2. Recuperando os requisitos da parentalidade socioafetiva na doutrina jurídica brasileira

A socioafetividade, como categoria jurídica, é de origem recente no direito brasileiro. Em grande medida resultou das investigações das transformações ocorridas no âmbito das relações de família, máxime das relações parentais, desde os anos 1970. Permitam-nos destacar três trabalhos nessa direção, em momentos distintos, que confluíram para demonstrar a dimensão jurídica da afetividade nas relações de filiação, no direito brasileiro, antes e após a Constituição de 1988:

a) Em 1979, João Baptista Villela, com Desbiologização da paternidade, no qual o autor afirma que não tem, a paternidade, em essência, conteúdo biológico, sendo sempre uma opção, pois, inclusive, pode realizar-se sobre prole alheia2.

b) Em 1989, nosso Repersonalização das relações familiares, no qual concluímos que, na longa evolução jurídica da família, sua função afetiva que esteve por séculos reprimida, emergiu com força para substituir as tradicionais funções procracional, econômica, política e procracional da família patriarcal. A afetividade projetou-se como princípio jurídico, máxime após a Constituição de 19883.

c) Em 1996, Luiz Edson Fachin, com Da paternidade: relação biológica e afetiva, assinalando a recuperação, no âmbito do direito de família, da noção de posse de estado de filho, na relação paterno-filial, como realidade sociológica e jurídica. Foi um dos primeiros, entre nós, a utilizar o termo “socioafetivo”, que conquistou a doutrina especializada4.

Os estudos jurídicos produzidos, desde então, passaram a salientar o papel determinante da socioafetividade na configuração do contemporâneo direito de família.

A socioafetividade tem sido empregada no Brasil para significar as relações de parentesco não biológico, de parentalidade e filiação, notadamente quando em colisão com os vínculos de origem biológica. A evolução da família expressa a passagem do fato natural da consanguinidade para o fato cultural da afetividade, principalmente no mundo ocidental contemporâneo. Os termos “socioafetividade” e seus correlatos congregam o fato social (“socio”) e a incidência do princípio normativo (“afetividade”).
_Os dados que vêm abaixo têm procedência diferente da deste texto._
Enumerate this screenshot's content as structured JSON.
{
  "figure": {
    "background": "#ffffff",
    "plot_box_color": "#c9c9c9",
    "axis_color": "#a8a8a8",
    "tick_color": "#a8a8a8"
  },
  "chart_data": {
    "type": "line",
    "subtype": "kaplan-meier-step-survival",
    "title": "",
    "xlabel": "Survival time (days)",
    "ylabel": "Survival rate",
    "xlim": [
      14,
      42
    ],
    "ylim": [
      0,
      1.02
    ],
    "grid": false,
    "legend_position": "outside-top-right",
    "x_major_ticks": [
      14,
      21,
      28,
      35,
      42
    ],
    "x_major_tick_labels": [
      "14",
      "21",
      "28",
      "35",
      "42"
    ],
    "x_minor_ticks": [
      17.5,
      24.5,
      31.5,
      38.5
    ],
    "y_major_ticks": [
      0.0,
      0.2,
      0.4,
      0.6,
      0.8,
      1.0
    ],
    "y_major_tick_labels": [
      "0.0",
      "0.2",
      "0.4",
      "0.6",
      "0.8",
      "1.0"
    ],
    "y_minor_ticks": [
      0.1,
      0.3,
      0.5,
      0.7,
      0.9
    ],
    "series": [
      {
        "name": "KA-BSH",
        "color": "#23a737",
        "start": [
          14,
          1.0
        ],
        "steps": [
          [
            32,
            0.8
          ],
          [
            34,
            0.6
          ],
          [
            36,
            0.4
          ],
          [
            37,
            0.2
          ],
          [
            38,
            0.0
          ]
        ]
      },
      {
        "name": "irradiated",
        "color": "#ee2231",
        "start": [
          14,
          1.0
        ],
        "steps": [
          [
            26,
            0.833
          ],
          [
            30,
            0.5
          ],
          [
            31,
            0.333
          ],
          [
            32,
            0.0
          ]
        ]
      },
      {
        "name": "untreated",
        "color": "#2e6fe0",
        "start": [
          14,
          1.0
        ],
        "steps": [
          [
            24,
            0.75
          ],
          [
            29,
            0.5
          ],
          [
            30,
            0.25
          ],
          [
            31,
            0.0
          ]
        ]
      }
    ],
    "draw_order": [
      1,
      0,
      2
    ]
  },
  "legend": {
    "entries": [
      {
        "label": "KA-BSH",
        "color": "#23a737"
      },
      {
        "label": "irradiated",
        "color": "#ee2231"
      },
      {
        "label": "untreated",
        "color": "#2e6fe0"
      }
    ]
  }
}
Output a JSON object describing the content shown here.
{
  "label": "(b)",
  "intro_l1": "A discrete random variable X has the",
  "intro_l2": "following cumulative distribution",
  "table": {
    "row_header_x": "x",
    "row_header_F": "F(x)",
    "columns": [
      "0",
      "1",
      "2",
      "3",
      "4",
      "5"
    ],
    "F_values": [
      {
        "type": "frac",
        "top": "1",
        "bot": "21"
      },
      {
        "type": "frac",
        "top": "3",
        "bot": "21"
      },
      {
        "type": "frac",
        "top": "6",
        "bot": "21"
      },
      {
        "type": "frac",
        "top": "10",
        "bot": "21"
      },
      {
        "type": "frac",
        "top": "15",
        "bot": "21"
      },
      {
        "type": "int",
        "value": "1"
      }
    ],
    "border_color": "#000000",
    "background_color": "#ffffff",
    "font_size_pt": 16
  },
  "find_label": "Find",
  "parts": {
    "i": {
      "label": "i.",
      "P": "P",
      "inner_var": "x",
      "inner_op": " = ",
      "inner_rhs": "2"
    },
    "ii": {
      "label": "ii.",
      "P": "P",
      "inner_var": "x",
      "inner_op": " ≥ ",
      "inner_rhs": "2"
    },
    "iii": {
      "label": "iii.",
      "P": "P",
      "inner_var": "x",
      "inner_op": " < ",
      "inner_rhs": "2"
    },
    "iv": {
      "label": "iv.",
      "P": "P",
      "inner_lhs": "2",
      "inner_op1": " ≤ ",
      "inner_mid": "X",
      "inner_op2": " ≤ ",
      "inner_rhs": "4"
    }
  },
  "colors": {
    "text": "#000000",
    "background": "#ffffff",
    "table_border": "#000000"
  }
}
Não é o afeto, enquanto fato anímico ou social, que interessa ao direito. Interessam, como seu objeto próprio de conhecimento, as relações sociais de natureza afetiva que engendram condutas suscetíveis de merecer a incidência de normas jurídicas e, consequentemente, deveres jurídicos. O afeto, em si, não pode ser obrigado juridicamente, mas sim as condutas que o direito impõe tomando-o como referência. Uma pessoa não pode ser obrigada pelo direito a ter afeto real por outra, até mesmo entre pais e filhos. Mas, o direito pode instituir deveres jurídicos e impor comportamentos inspirados nas relações afetivas reais.

Qualquer relação parental/filial é socioafetiva, porque brota de raiz cultural adotada pelo direito. Nesse sentido, a parentalidade socioafetiva é gênero, da qual a parentalidade biológica e a parentalidade socioafetiva em sentido estrito são espécies.

A parentalidade socioafetiva consolidou-se na legislação, na doutrina e na jurisprudência brasileiras orientada pelos seguintes eixos: 1. Reconhecimento jurídico da filiação de origem não biológica (socioafetiva); 2. Igualdade de direitos dos filhos biológicos e socioafetivos; 3. Não prevalência a priori ou abstrata de uma filiação sobre outra, dependendo da situação concreta; 4. Impossibilidade de impugnação da parentalidade socioafetiva em razão de posterior conhecimento de vínculo biológico; 5. O conhecimento da origem biológica é direito da personalidade sem efeitos necessários de parentesco.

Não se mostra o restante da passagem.